The reason seems to be the delete of the page counter. After counter is cleaned up it's value is reset to zero. I'm working on a fix that before it's reset, add the current values to queue. the QA test pass with my fix. But I need add a unit test as well as make sure my fix won't cause regression. Howard
I'd agree with Jiri. While achievable by different steps, negative values can still occur, so I wouldn't consider this fixed. +1 for moving the issue to CP14.

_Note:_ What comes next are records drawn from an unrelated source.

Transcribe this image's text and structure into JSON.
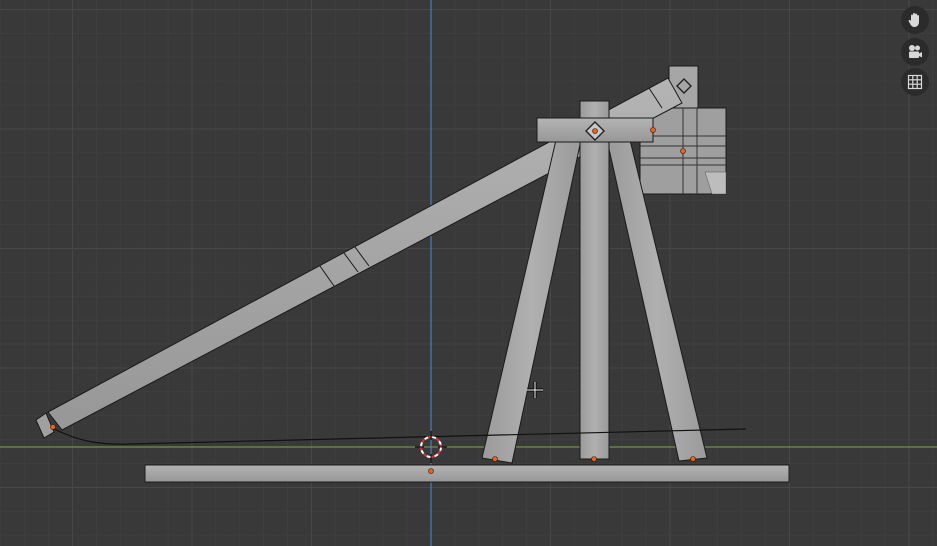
{
  "viewport": {
    "mode": "right-orthographic",
    "grid_visible": true,
    "z_axis_color": "#4b8ad8",
    "y_axis_color": "#7fa63a",
    "background": "#393939",
    "object_color": "#a8a8a8",
    "origin_color": "#e8641e"
  },
  "navigation_gizmo": {
    "buttons": [
      {
        "name": "pan-view-button",
        "icon": "hand-icon"
      },
      {
        "name": "camera-view-button",
        "icon": "camera-icon"
      },
      {
        "name": "toggle-perspective-button",
        "icon": "grid-icon"
      }
    ]
  },
  "scene": {
    "objects": [
      {
        "name": "trebuchet-base-beam"
      },
      {
        "name": "trebuchet-left-leg"
      },
      {
        "name": "trebuchet-center-post"
      },
      {
        "name": "trebuchet-right-leg"
      },
      {
        "name": "trebuchet-axle-crossbar"
      },
      {
        "name": "trebuchet-throwing-arm"
      },
      {
        "name": "trebuchet-counterweight"
      },
      {
        "name": "trebuchet-sling-rope"
      }
    ],
    "cursor_3d": "3d-cursor"
  }
}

Same symptom, but a different issue... Before the calculation was wrong.. now the page-counter is deleted, so the value is affected after page is cleaned (only at that point). Still worth to mention the previous fix on a release notes... and to track this one as a known issue and fix it on next release.
I don't think anyone will care for a HornetQ JIRA. Just a BZ is fine... I haven't been using HOrnetQ JIRAs to manage EAP fixes on HornetQ for some time already.
ok, just a new bug then.
I believe it's fixed on 2.3.25.x already. it wasn't an issue on artemis/master or artemis/1.x
Verified with EAP 6.4.13.CP.CR2. The new issue is tracked in https://bugzilla.redhat.com/show_bug.cgi?id=1414747
Released with EAP 6.4.13 on Feb 02 2017.